Thursday, February 26
Now it happened as he was praying alone, the disciples were with him; and he asked them “who do the people say that I am?” And they answered, “John the Baptist; but others say Elijah; and others, that one of the old prophets has risen.” And he said to them, “But who do you say that I am?” And Peter answered “the Christ of God.”
—Luke 9: 18-20
Several years ago, many people wore bracelets asking them to consider “What would Jesus do?” It was a good attempt to get to the heart of our daily walk with God. But from the very beginning, I had somewhat of an allergic reaction to these bracelets. I kept thinking something was wrong—it wasn’t that the bracelets seemed inappropriate, but rather that there was something wrong with the message.
In reflecting upon today’s lesson, I realized the problem: instead of asking us to consider what we should do, the bracelet should have asked Jesus’ question: Who do you say that I am? Jesus is concerned with who we were created to be not merely what we were created to do.

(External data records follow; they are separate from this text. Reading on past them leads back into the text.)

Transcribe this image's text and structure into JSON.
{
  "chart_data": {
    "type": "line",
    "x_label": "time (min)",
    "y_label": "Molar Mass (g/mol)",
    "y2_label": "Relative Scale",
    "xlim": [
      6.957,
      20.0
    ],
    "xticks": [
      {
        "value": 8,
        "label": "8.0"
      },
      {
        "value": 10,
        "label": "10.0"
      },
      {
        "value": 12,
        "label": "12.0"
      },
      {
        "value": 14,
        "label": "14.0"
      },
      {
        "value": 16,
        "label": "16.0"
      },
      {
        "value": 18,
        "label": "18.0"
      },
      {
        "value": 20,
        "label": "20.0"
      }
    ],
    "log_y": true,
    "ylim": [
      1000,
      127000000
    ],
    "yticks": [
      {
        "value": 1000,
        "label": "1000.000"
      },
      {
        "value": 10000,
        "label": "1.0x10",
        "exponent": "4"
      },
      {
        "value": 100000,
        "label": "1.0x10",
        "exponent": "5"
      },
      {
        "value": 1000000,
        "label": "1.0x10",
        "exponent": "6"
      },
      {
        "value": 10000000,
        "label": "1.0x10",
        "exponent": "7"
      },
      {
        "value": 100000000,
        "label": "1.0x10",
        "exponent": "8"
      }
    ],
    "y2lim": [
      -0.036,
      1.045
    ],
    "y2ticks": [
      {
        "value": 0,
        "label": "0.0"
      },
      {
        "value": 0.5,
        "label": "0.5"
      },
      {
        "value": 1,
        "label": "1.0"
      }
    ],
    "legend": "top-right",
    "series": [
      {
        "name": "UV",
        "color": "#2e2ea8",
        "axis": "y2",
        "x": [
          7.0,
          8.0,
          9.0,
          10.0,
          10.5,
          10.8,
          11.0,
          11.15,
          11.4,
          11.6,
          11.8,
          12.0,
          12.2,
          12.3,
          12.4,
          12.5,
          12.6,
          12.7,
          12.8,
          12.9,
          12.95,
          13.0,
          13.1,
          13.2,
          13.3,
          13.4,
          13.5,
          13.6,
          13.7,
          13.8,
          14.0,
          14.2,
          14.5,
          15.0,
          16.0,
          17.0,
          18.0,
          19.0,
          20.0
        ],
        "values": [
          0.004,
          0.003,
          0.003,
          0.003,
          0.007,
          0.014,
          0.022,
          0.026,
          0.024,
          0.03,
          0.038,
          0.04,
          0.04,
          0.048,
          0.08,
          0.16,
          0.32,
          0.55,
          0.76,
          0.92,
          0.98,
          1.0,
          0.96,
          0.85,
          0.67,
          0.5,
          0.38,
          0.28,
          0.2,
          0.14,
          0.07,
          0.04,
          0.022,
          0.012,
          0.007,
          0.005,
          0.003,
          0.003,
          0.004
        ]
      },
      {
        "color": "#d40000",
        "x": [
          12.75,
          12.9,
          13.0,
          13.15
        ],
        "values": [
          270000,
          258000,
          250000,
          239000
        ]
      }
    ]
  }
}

Most of us in this contemporary age do not consider questions of being, the hard question of what it means to be a child of God. But it strikes me that at the core of the Gospel, at the core of the good news, the question of being is central. “Who are you” is directly related to “who do you say that I am.”
Who you are in the depths of your being is the most important and accurate image of God’s grace in your life. If you can discover the person God called into being from your mother’s womb, if you can be that person and only that person without all the trappings that life attempts to throw upon you, then you will not only be you, you will also reflect God in all that you are.
Gracious God, help me ask more than what Jesus would do, instead, guide me to the harder question: Who am I?, and in that place of wondering help me discover who I say Jesus is, as well.